White émigré
White émigrés were Russians who emigrated from the territory of the former Russian Empire in the wake of the Russian Revolution and the Russian Civil War. They were in opposition to the revolutionary Bolshevik political climate. Many White Russian émigrés participated in the White movement or supported it. The term is often broadly applied to anyone who may have left the country due to the change in regimes.
Some white émigrés, like Mensheviks and Socialist-Revolutionaries, were opposed to the Bolsheviks but had not directly supported the White movement; some were apolitical. The term is also applied to the descendants of those who left and who still retain a Russian Orthodox Christian identity while living abroad.

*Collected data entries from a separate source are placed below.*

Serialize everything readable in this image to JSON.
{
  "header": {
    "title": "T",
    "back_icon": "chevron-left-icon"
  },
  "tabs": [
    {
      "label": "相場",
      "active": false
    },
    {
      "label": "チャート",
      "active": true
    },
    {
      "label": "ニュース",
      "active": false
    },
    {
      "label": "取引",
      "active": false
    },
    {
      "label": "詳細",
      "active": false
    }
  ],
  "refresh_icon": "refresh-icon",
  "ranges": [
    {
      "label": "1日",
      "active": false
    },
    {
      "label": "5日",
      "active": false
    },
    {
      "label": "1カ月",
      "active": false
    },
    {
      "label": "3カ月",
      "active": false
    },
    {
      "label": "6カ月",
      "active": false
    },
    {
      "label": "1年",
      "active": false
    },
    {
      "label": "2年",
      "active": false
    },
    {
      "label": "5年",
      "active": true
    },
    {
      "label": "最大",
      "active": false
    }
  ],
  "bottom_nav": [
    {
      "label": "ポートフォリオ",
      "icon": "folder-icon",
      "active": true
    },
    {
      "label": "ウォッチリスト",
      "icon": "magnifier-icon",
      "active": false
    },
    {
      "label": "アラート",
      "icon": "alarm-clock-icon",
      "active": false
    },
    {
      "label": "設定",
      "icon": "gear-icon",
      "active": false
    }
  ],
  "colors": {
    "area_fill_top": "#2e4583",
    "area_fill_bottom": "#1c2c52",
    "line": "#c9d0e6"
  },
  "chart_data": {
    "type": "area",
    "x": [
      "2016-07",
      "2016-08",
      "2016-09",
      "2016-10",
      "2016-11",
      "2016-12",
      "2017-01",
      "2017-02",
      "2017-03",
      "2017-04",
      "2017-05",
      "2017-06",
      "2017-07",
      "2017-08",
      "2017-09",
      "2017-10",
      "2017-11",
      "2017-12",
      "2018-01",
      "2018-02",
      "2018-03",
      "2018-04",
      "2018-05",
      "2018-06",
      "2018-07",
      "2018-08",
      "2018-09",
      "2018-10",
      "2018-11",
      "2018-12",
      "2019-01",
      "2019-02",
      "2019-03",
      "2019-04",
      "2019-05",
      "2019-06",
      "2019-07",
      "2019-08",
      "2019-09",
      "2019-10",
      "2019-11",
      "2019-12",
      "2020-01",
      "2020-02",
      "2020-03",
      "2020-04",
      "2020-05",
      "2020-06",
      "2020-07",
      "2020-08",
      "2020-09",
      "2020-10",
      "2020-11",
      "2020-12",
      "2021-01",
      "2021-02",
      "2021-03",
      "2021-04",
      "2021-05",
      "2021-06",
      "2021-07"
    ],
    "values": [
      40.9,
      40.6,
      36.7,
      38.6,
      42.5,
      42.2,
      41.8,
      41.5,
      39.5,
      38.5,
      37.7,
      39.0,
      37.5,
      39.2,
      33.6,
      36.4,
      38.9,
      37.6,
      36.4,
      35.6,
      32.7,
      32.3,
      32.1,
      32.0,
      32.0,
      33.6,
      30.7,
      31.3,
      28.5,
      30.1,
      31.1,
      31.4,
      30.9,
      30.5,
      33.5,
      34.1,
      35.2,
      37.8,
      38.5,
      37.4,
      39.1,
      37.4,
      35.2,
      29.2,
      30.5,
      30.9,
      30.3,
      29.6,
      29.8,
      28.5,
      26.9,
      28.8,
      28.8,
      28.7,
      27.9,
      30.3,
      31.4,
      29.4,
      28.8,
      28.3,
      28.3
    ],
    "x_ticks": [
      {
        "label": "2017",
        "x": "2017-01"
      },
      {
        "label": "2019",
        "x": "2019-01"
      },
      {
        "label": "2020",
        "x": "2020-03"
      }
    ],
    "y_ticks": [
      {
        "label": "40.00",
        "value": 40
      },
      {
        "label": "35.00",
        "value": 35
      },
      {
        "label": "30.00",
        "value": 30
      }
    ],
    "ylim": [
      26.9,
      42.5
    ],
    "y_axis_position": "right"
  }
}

The term "émigré" is most commonly used in France, the United States, and the United Kingdom. A term preferred by the émigrés themselves was "first-wave émigré"; "Russian émigrés" or "Russian military émigrés" if they participated in the White movement. In the Soviet Union, the term "white émigré" generally had negative connotations.
Since the end of the 1980s, the term "first-wave émigré" has become more common in Russia. In East Asia, the term "White Russian" is the term most commonly used for such Russian émigrés, although some have been of Ukrainian and other ethnicities, and were not culturally Russians.
Most white émigrés left Russia from 1917 to 1920 (estimates vary between 900,000 and 2 million). Some managed to leave during the 1920s and 1930s, or were expelled by the Soviet government (such as, for example, Pitirim Sorokin and Ivan Ilyin). They spanned all classes and included military soldiers and officers, Cossacks, intellectuals of various professions, dispossessed businessmen and landowners, as well as officials of the Russian Imperial government and of various anti-Bolshevik governments of the Russian Civil War period. Not all of them were ethnic Russians; other ethnic groups were included.